After successfully sponsoring and supporting the implementation of 60 projects in 2020, KAICIID is inviting submissions for 2021 aimed at promoting interreligious and intercultural dialogue and cooperation in the Arab region.
The Dialogue60 grant programme, one of many initiatives delivered under the umbrella of the KAICIID-supported Interreligious Platform for Dialogue and Cooperation in the Arab World, last year benefited nearly five thousand people across 15 Arab countries, among them youth, women, activists, journalists, religious leaders, students, academics, researchers and policymakers.
In 2021 KAICIID is seeking to support projects focusing on four major areas, including three from last year’s call for applications - countering hate speech, promoting interfaith cooperation to counter the effects of COVID-19 and supporting common citizenship through interreligious education and awareness.
Using Online Platforms
The newly introduced fourth area for grant applications is for initiatives aimed at safeguarding religious sites. Last year, projects aimed at the elimination of hate speech dominated, numbering 25 of the 60 initiatives undertaken. One such project, United Against Hate Speech, was coordinated by a Tunisian Scouts group and engaged around 200 children, youth, trainers and educators in the city of Sfax.
“One thing we, young people, can do to counter hate speech is using social media to spread positive values and love between members of the society,” said 19-year old student Mariem Kchaou, one of the participants.
As with many other projects supported by the Dialogue60 grant programme, this initiative used the internet and social media to convey positive messages to counter hatred and intolerance spread through the same channels. Nearly 80 social media videos were produced by projects supported through last year’s grants, for the most part involving online awareness campaigns targeting a range of issues from cyberbullying to fake news. Two websites, a web TV and a mobile application were also created.
“Through Dialogue”, a project promoting interreligious dialogue in the Arab region, also made large use of online platforms. Organisers gathered participants from different countries in six webinars and promoted their project through social media networks.
Project coordinators said that online platforms were essential to success as the COVID-19 pandemic rendered physical gatherings impossible.
“We had a totally different idea of what it should be like, then the COVID-19 pandemic came about and we had to adapt our plans to all the travel and gathering restrictions, so we decided to use social media,” said Lebanese PhD researcher Katie Nassar, one of the coordinators.
Impact of COVID-19
Despite restrictions on movement and physical gatherings, nearly 80 dialogue sessions, as well as over 20 meetings between religious leaders and policymakers, were staged as part of the 2020 projects.

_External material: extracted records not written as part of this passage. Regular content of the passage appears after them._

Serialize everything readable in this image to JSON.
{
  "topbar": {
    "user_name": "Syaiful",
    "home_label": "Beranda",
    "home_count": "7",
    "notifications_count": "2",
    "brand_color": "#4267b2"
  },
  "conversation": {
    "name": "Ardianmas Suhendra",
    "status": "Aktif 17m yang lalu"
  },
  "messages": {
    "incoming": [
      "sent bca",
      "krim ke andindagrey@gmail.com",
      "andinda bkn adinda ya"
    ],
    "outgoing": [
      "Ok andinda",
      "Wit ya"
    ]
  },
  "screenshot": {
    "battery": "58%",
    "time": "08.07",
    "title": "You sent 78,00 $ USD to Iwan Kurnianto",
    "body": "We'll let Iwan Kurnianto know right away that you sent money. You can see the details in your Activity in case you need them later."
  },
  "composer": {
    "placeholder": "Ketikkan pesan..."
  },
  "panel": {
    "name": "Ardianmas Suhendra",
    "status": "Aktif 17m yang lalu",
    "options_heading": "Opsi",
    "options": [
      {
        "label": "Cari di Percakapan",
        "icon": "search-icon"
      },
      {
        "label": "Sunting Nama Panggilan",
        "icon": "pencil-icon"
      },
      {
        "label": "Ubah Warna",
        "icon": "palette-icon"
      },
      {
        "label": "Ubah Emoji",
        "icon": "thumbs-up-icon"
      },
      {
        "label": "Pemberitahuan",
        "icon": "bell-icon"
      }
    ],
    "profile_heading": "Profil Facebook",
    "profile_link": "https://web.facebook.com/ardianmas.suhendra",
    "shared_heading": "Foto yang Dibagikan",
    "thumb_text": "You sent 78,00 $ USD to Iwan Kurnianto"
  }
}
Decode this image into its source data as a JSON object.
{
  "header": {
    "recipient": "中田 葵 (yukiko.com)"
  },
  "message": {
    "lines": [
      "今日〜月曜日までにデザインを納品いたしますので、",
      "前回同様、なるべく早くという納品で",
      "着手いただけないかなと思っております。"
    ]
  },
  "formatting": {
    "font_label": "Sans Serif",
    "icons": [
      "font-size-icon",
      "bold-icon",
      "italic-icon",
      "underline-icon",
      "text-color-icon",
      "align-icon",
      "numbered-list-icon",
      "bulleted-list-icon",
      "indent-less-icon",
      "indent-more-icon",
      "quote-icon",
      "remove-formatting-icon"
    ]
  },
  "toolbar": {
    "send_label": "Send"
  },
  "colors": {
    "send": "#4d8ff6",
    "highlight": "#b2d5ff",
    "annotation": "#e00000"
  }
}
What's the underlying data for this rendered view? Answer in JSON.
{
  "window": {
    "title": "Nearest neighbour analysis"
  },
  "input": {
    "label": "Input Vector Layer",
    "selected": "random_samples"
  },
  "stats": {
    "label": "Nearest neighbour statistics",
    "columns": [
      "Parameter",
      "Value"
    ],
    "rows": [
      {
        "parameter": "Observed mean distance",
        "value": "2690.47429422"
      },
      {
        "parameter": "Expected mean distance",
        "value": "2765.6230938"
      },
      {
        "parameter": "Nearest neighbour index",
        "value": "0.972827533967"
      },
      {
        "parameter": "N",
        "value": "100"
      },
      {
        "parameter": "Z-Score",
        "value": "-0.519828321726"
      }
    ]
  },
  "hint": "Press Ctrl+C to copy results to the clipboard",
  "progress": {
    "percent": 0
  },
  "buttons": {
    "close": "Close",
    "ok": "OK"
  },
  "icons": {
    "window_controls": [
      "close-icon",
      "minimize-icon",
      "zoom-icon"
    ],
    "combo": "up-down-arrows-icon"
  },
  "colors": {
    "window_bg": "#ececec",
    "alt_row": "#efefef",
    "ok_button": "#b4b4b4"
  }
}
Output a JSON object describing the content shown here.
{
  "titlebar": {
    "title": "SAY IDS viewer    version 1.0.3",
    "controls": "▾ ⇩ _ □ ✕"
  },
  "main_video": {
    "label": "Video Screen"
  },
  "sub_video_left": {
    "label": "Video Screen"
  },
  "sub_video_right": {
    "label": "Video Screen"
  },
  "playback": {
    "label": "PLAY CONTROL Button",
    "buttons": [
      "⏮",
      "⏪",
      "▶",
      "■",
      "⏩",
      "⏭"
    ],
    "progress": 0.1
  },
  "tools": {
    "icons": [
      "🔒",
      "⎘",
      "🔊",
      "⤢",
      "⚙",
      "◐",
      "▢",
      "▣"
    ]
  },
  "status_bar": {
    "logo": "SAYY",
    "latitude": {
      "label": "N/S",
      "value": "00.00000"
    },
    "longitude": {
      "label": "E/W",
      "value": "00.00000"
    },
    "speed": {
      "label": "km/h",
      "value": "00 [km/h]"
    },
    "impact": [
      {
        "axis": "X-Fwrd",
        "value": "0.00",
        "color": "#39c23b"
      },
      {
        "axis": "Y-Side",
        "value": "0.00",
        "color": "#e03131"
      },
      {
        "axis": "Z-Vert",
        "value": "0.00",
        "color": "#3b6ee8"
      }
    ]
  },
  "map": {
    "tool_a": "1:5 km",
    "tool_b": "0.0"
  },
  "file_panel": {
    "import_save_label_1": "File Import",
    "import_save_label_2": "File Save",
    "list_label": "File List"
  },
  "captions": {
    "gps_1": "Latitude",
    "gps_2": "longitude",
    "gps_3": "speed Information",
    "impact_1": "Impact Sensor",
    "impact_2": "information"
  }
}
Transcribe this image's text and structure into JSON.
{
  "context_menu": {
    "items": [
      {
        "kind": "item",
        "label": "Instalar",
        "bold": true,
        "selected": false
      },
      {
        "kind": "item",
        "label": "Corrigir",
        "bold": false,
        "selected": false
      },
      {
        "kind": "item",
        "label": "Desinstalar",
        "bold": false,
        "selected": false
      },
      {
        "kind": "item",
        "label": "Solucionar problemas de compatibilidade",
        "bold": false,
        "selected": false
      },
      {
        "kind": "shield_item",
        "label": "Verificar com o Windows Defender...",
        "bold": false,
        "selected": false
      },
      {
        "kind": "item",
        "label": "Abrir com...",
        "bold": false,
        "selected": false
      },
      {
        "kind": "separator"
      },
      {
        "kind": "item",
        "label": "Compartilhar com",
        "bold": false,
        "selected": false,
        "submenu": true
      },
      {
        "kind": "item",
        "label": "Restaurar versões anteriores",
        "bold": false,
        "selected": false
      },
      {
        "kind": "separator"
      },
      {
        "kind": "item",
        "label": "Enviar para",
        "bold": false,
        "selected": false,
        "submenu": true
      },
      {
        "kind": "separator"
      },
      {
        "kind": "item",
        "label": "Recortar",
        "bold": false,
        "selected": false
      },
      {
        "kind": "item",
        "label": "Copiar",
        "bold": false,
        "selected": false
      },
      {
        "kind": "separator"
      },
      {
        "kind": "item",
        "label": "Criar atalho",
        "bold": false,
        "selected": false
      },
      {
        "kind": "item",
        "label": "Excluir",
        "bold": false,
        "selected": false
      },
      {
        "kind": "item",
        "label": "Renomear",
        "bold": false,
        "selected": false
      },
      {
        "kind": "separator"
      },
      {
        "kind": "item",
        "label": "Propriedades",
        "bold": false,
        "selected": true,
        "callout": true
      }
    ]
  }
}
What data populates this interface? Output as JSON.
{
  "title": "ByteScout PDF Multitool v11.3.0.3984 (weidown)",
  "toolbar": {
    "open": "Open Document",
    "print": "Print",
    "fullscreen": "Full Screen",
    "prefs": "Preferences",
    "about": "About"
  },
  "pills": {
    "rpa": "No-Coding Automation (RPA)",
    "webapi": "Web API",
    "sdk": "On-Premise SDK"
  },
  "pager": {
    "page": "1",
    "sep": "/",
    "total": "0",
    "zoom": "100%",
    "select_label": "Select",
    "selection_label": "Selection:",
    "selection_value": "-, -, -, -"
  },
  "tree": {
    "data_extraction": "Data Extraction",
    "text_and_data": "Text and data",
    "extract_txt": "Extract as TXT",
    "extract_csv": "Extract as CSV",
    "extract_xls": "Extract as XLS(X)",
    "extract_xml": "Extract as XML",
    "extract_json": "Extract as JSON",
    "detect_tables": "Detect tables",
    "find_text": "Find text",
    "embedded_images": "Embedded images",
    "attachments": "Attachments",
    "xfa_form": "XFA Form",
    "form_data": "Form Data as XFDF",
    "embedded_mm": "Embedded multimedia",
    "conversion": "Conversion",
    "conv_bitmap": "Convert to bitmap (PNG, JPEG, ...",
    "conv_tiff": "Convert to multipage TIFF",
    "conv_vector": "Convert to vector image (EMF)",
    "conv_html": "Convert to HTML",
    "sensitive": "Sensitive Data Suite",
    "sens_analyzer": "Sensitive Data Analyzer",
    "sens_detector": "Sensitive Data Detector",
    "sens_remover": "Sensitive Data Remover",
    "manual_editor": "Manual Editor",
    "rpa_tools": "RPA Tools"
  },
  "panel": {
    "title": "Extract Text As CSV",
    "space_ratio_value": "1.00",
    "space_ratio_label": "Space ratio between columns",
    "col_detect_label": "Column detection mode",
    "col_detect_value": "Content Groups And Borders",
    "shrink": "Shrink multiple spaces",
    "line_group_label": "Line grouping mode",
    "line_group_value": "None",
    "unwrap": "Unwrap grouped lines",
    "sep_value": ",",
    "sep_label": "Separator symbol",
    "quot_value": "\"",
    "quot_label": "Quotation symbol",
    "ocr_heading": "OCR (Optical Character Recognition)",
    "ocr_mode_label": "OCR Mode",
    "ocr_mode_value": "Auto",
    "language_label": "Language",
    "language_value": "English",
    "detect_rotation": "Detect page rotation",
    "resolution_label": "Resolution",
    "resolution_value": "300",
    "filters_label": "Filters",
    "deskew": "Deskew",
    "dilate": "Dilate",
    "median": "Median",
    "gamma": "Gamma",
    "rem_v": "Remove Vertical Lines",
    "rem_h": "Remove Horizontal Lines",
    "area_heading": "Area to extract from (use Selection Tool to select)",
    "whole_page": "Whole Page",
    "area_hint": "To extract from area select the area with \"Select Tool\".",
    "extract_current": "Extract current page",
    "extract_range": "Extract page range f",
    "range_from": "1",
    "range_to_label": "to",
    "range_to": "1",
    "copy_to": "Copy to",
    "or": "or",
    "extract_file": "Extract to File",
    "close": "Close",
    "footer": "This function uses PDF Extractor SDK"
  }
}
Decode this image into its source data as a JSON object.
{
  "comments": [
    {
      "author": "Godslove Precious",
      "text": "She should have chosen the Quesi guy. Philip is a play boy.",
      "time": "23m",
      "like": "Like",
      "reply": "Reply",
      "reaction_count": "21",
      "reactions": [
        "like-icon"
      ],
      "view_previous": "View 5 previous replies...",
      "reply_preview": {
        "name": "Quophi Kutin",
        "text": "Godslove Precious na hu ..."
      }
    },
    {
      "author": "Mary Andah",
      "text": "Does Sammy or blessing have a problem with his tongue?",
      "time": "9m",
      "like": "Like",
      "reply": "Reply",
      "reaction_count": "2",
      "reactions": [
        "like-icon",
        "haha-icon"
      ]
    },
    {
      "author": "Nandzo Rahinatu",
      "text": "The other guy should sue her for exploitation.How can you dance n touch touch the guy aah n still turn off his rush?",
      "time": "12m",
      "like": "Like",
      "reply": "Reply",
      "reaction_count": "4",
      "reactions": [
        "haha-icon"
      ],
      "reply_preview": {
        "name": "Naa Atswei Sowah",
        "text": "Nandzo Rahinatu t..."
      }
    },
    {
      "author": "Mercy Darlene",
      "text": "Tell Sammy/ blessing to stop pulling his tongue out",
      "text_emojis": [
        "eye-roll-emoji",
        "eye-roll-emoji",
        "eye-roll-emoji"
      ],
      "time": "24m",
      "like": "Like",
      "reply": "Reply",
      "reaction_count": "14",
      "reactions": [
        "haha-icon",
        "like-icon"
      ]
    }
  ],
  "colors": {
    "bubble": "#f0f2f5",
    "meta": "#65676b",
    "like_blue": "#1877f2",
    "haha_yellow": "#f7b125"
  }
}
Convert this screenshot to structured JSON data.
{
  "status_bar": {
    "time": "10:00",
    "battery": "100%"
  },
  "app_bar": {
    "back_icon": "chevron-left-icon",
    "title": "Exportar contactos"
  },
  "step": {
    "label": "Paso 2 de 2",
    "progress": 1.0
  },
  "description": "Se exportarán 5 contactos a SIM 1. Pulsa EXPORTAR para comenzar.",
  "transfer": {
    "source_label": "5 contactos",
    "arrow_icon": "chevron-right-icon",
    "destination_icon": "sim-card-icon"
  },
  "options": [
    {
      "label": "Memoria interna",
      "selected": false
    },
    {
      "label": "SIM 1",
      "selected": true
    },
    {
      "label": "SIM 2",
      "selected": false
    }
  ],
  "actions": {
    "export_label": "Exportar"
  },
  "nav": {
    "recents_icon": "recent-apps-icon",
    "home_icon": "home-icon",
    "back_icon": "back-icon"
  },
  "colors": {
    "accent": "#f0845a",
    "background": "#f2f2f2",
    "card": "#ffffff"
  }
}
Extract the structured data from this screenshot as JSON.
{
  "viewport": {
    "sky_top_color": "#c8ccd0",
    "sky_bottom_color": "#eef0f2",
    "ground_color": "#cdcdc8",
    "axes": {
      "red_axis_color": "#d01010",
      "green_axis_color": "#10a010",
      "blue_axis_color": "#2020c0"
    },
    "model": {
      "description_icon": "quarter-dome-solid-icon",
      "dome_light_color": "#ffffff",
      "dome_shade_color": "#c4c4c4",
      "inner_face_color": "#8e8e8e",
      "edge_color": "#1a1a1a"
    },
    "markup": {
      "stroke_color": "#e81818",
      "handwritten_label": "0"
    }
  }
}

The three rounds of dialogue sessions organised by the Iraqi Diversity Group brought together over 40 participants from the Yazidi, Christian and Muslim communities in different areas of Iraq, including Mosul and the Nineveh Plains.
“Talking to each other is very important, especially in these times, when we need intense interreligious dialogue in order to achieve peaceful coexistence and build bridges,” said the project’s coordinator Fayza Ismail, a Yazidi human right activist.
KAICIID estimates that the 2020 round of Dialogue60 grants may have indirectly benefited around 4.8 million people through awareness campaigns on the effects of hate speech, COVID-19 prevention measures and other social issues.
In Morocco, a project convened virtually an interreligious and multicultural audience of 135 students, NGO workers, activists and researchers, who exchanged ideas on how to better assist the most vulnerable parts of society during the COVID-19 crisis and its aftermath.
“We focused in particular on the impact this emergency had on migration issues in Morocco and on the importance of interreligious dialogue and the promotion of a spirit of tolerance in this complex context,” said Dr Sali Bouba Oumarou, a political scientist who coordinated the project.
Interreligious dialogue in the context of COVID-19 was the second most targeted area of action in the 2020 edition of Dialogue60 grant programme after hate speech, with 24 proposals receiving support.
The remaining eleven projects focused on common citizenship, diversity and education. Around 40 per cent of those benefiting from the 2020 projects were female and 33 women served as coordinators or were part of the coordination teams.
Among them were social entrepreneurs Shahad Altukhaim and Ameera Alnejaim who launched the “Theatre for Change”, a project in Saudi Arabia aimed at “including the excluded”, with a particular focus on female participants.